Dans la liste des « commandants des pays d’en haut » dressée en 1739, on lit : « De la Ronde à Chag8amigon. De la Valtrie à Alepimigon. De la Vérendrye chez les Sioux. De Verchères à Michillimakinac. » La Vérendrye qui commandait chez les Sioux devait être un fils du Découvreur — ou, puisque le Découvreur lui-même n’est pas nommé ici, ne faut-il pas en conclure que les postes de la mer de l’ouest, comme on les a appelés plus tard, étaient alors confondus avec ceux du pays des Sioux et que cette confusion était encore possible au lendemain du voyage chez les Mandanes ?

Il n’est pas inutile de jeter un coup d’œil vers le nord où étaient situés les comptoirs, anglais.

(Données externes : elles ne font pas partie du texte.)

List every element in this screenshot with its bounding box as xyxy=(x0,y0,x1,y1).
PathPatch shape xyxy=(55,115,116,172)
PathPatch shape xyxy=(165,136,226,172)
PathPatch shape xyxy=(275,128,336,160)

Ce que l’on va lire est emprunté à une série de documents soumis à la chambre des Communes en 1749, mais nous ne rapportons que des faits se rattachant aux années 1738-42. À la baie d’Hudson, les Anglais payaient pour le castor un prix moindre que les Français du lac Supérieur. De Michillimakinac à Niagara, les Anglais donnaient aux Sauvages des prix plus élevés que les Français. Ces avantages attiraient tellement les traiteurs vers Niagara qu’on ne voyait, par année, qu’une douzaine de canots à Michillimakinac. En 1738, Joseph Lafrance raconte qu’il n’y avait dans ce dernier poste que le gouverneur « et deux hommes pour ouvrir et fermer les portes. » Le mémoire de l’année 1736, publié par la société littéraire et historique de Québec, confirme cet état de choses. Au nord, les Français avaient formé un ou deux petits établissements à une cinquantaine de lieues des Anglais. Leurs coureurs de bois s’avançaient dans toutes les directions, achetaient des Sauvages les meilleures pelleteries, surtout les martes et les loutres, et le reste était porté aux Anglais de la baie d’Hudson. On ne voyait pas de Français à la baie, mais fréquemment des Sauvages habillés d’étoffes françaises et parlant français ; ils récitaient leurs prières dans cette langue ; les Sauvages des environs des forts anglais n’étaient pas évangélisés. Ces forts étaient au nombre de quatre, à part deux petits établissements sans importance. Nulle trace de colonisation à la baie. La Compagnie était accusée de ne pas encourager les découvertes, d’empêcher que l’on recherchât les mines, et surtout de ne pas suivre la pratique française en lançant des coureurs de bois qui eussent attiré le trafic de ce côté. Les mousquets vendus par la Compagnie valaient une vingtaine de shellings ; elle exigeait de quinze à vingt-cinq castors ou trois fois autant de martes pour une de ces armes ; les Français mettaient au même prix un castor et une marte. Ce bref aperçu résume assez bien la situation, croyons-nous.